- Born: Rakesh Aggarwal 16 August 1975 (age 50) Cardiff, Wales
- Occupation: Internet retailing
- Father: Raj K Aggarwal
- Website: Escentual.com

= Rakesh Aggarwal =

British businessman (born 1975)

Rakesh Aggarwal (born 1975), is a Welsh businessman and founder of the internet cosmetics retailer Escentual.com.

==Early life==
Aggarwal is the son of Raj K. Aggarwal (India's honorary consul in Wales), and Mrs Usha Aggarwal. His father left Kenya in the 1960s to settle in the UK, and after training as a pharmacist, ran a chemists shop in Cardiff. Aggarwal's grandfather was a businessman in Kenya.

Aggarwal grew up in Cardiff and attended The Cathedral School, Llandaff before moving to Malvern College as a boarder. After A-levels at Malvern, he studied pharmacy at King's College London, but halted his studies in the second year and returned to Wales. He then enrolled on Cardiff University's MBA course, graduating with a distinction in 1999.

==Escentual==
In 2000, Aggarwal took an e-commerce course and then spent £5,000 on design before launching Escentual.com from his parents' garage. Escentual.com took its first order in November 2000.

In 2011, Escentual.com posted sales of more than £10 million and won the Beauty, Perfume & Cosmetics category at the Online Retail Awards. By 2012, the business was being described as "the Amazon of online beauty" by Moneyweek. At that point, Escentual.com employed 16 full-timers as well as part-time picking and packing staff. According to Retail Gazette, the firm's turnover for 2014–2015 was £14m. In the 12 months to March 2015, Escentual shipped 300,000 orders from over 200 brands. As a result of its growth, Escentual.com moved to a bigger warehouse in Cardiff's Ocean Park. The move, predicted to create 100 new jobs, was backed by the Welsh Government. Economy Minister Edwina Hart said: "The significant number of jobs the company is creating illustrates the important role that entrepreneurs play in the economy ... I am pleased its growth plans will be taking place in Wales."

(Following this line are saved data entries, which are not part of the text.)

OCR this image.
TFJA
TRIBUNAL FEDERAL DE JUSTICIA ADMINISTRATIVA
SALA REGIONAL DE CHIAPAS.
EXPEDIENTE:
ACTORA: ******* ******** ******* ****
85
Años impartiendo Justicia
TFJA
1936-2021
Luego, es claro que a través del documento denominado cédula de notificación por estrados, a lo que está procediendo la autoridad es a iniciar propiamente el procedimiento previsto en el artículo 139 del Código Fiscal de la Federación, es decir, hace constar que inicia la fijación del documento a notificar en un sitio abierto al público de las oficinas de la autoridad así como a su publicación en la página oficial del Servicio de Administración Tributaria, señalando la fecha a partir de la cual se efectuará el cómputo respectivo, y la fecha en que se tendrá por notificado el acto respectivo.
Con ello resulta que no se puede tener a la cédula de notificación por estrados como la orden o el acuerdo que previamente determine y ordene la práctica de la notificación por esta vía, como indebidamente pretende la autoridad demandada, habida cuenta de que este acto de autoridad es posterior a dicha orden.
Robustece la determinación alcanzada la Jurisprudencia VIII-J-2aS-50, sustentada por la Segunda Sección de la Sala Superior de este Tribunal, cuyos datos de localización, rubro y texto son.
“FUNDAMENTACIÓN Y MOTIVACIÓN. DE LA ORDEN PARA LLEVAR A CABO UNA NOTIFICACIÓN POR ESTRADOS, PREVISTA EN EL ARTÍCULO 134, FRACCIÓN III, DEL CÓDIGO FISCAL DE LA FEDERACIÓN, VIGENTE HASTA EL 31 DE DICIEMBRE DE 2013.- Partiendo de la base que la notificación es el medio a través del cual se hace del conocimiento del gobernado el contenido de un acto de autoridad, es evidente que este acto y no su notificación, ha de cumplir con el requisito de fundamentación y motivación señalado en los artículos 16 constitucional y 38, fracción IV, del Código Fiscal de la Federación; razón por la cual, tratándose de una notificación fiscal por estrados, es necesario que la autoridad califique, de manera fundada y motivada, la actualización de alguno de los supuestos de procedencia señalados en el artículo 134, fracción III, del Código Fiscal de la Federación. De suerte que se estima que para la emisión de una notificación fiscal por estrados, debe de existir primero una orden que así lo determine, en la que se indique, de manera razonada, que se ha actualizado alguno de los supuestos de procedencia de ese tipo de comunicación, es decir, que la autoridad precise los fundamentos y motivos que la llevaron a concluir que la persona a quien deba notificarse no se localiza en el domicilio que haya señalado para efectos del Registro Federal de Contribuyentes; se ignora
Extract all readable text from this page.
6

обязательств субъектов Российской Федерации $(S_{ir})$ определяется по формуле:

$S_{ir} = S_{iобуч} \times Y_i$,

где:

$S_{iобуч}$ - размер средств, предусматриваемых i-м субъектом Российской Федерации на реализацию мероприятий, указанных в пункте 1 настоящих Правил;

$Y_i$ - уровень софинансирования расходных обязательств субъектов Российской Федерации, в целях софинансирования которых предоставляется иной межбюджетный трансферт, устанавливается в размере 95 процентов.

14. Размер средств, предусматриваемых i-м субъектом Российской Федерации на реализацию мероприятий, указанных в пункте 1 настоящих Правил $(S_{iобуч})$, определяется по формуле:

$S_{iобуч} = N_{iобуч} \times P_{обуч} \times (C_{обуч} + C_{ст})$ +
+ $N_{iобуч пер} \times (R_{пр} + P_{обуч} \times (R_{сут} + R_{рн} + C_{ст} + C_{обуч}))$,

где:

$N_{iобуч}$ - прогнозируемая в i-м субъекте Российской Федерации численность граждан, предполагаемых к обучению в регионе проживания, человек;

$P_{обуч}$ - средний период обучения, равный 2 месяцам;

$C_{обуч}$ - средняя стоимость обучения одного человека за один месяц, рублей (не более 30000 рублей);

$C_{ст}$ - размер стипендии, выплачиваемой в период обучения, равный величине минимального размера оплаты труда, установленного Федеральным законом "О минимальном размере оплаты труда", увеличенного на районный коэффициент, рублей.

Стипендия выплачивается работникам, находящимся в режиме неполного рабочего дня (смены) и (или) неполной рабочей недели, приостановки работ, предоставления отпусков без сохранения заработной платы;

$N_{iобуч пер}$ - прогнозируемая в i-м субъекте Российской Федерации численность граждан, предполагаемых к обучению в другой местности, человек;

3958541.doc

Aggarwal has insisted that Wales, and Cardiff in particular, has been integral to the company's success. He told The Western Mail: "We find the environment here in Cardiff conducive to, and supportive of, business." He has also credited social media with helping customers interact and keep abreast of developments with the company. Alexandra "Binky" Felstead from the augmented reality TV show Made in Chelsea is a beauty ambassador and blogger on behalf of Escentual.com.

In 2015, in association with London Metropolitan University, Escentual.com commissioned research into the risks posed by out-of-date make-up. Laboratory tests, on foundation, blusher, lipstick and lip gloss that had passed their sell-by date found that they contained dangerous levels of enterococcus faecalis – the bacteria responsible for meningitis and septicaemia. Researchers also found staphlyoccocus epidermidis, propionibacterium, and enterobacter, which causes urinary and respiratory tract infections. Speaking to The Daily Express, Aggarwal said: "This research has even surprised us and has shown that there is a serious health risk here."

Other analytics, published by Escentual.com, were reported to show a rise in online sales whenever England were playing in European football matches, suggesting that – while their partners watched the games – women were opting to shop online instead.

Aggarwal has said that his approach was inspired by his grandfather, who was a businessman in Kenya. He told journalist Chloe Rigby: “The adage my grandfather used to tell me was: quality, service and satisfaction."

==Other interests==
In 2015, Aggarwal was elected a trustee of Cardiff University Students Union. Aggarwal will serve a four-year term focusing on issues of governance, strategy and finance. Aggarwal was elected vice chairman of the Cosmetic & Perfumery Retailers Association (COPRA) in April 2015.